Can't Get Enough (Skyland, #3)(138)



Only now I’ve come to realize that maybe she’s not lost out here, but this is where she feels most found.

“I know it sounds crazy,” I say, my voice cracking the smallest bit. “Because we didn’t live in this house, didn’t grow up in Atlanta, but sometimes when I sit on this bench, I can feel him. Daddy, I mean.”

“Doesn’t sound crazy to me. I never met him, but I imagine that he’s here surrounded by ranunculus and this bench memorializing their love.”

I lay my head on his shoulder. “That’s sweet, Mav.”

“Matter of fact, the last time I was out here,” Maverick goes on, “I had a talk with him.”

I lift my head to peer at him in the shadows of the garden.

“Are you serious?” I ask, laughing a little.

“Yeah.” He nods in that decisive way he has that dares you to question even his most outrageous investment, his riskiest move. “For a while actually.”

“What’d you… Well, what’d you say?”

“I said I was sorry we never got the chance to meet.” Maverick clears his throat, his voice sounding tight with something close to uncharacteristic nervousness. “I thanked him for making someone so perfect for me. For raising you to be authentic and confident and kind.”

I swallow the heat gathering in my throat.
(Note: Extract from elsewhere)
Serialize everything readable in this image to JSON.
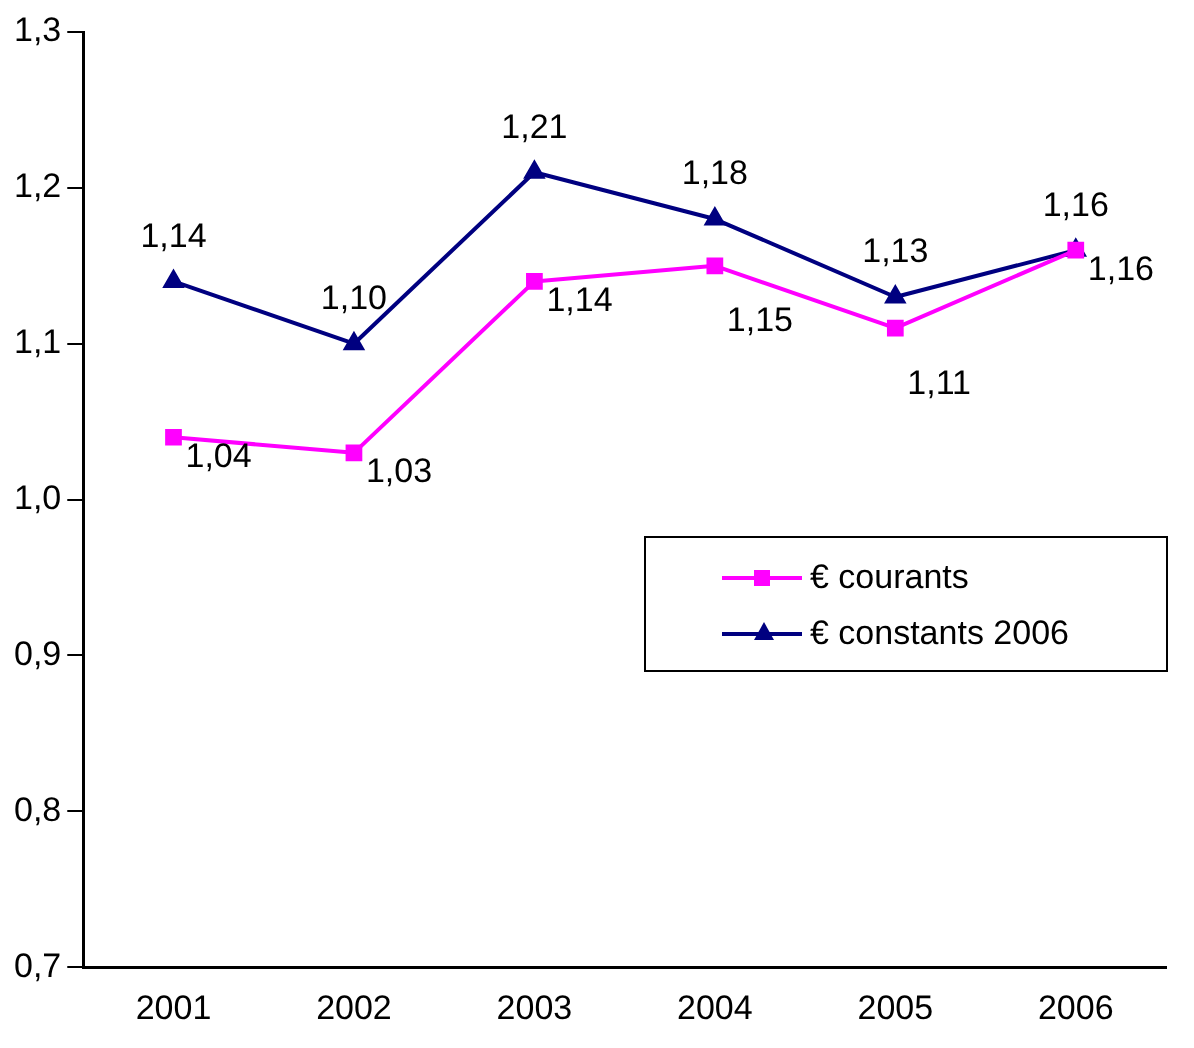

“I told him that I love you.” Maverick’s voice barely lifts above a whisper now. I have to lean in, to strain a little to catch the heartfelt words. “I promised him I’d be good to you. That I would take care of you and of your mother.”

A hot tear slides down my cheek at that. I don’t even bother to wipe it away. Maverick never complains when I have to cancel plans at the last minute because Mama’s having a bad day. He’s not freaked out when she melts down or loses the thread of this world and spirals into another. Fate or God or the universe—whatever formed us to fit—knew what, who, I needed.

“I told him that one day, I’d ask you, with his blessing, to be mine forever,” Maverick says, steadily running his thumb over the back of my hand like he didn’t just say something that caused an axial tilt. Everything goes still, and it feels like my blood stops flowing, my breath gets hung up in my chest and even the night around us suspends, awaiting his next words.

“And he couldn’t answer, of course,” Maverick says, studying the tangle of our fingers resting on his thigh. “But I felt like he was pleased. I felt like I had his blessing. And, of course, I asked your mother for hers. She said yes.”

He meets my eyes, searches my face. “So I guess that only leaves you.”

He slides off the bench and onto one knee. I don’t speak or even breathe, but sit as prone as the stone statues peppered throughout Mama’s garden. Awe and shock twisting through a storm of joy. I hazard a glance at him, and his eyes are so hot and tender in a face more sober than I’ve maybe ever seen it.

“I want a life with you, Gorgeous. I want to spoil you if you’ll let me.” He chuckles and shrugs. “I know you’ll let me because you deserve it.”

I still can’t speak, but manage a small breath of a laugh while I wait to see where he goes, what he says next.

“I want my love to be the most extravagant gift I ever give you,” he whispers, his voice deep and reverent. “I want it to be outrageously unconditional. I want it to overflow and spill into every crevice of your life, every corner of your heart because that’s what you do for me. You overwhelm me, Hendrix.”

Even seeing him on bended knee, hearing the love and devotion pouring from him, I was not prepared to hear those words. Logically, I knew where this was going, but my heart pounds and skips and hammers with the shocking reality of this amazing man asking me to spend the rest of our lives together.

“I didn’t see this coming,” Maverick continues, his eyes sure, but his voice shaking slightly, so far from the confident cadence I’m used to. “Things were complicated and awkward at first. Looking at how we met and how things started, of course they were, but there’s never been anything awkward about you for me. I’ve always felt, almost from the beginning, that I knew you. That I saw you and you saw me. That life up until the day we met had uniquely prepared my heart for yours.”

Tears slip over my cheeks unchecked and I taste salt at the corners of my mouth. I haven’t spoken a word, but every cell in my body is screaming. Every molecule alive and aloud; a rush of blood in my ears and the pelting thrum of my pulse. Erratic. Arrhythmic. And still I can’t make my voice come out. I stare at him, mute with wonder. Me—the loud one. The one who’s always got something to say—speechless with the possibility of this lifelong joy.

“There are some hard times ahead,” he goes on, undaunted by my silence. “Hard times I’ve lived through before, dark days I’ve negotiated with my own family. I’m ready to walk this path with you. I will face anything with you. I want to be by your side, and I’d be honored to have you at mine.”

A sob catches in my throat, and I cover my mouth with my hand. My eyes close for a second because the commitment, the unwavering devotion in his gaze, undoes me. I scrabble to find my composure, but it’s useless. Every defense is gone. Every wall has fallen for this man. I’m bare on this bench before him. Completely vulnerable, but with him, wholly protected and safe.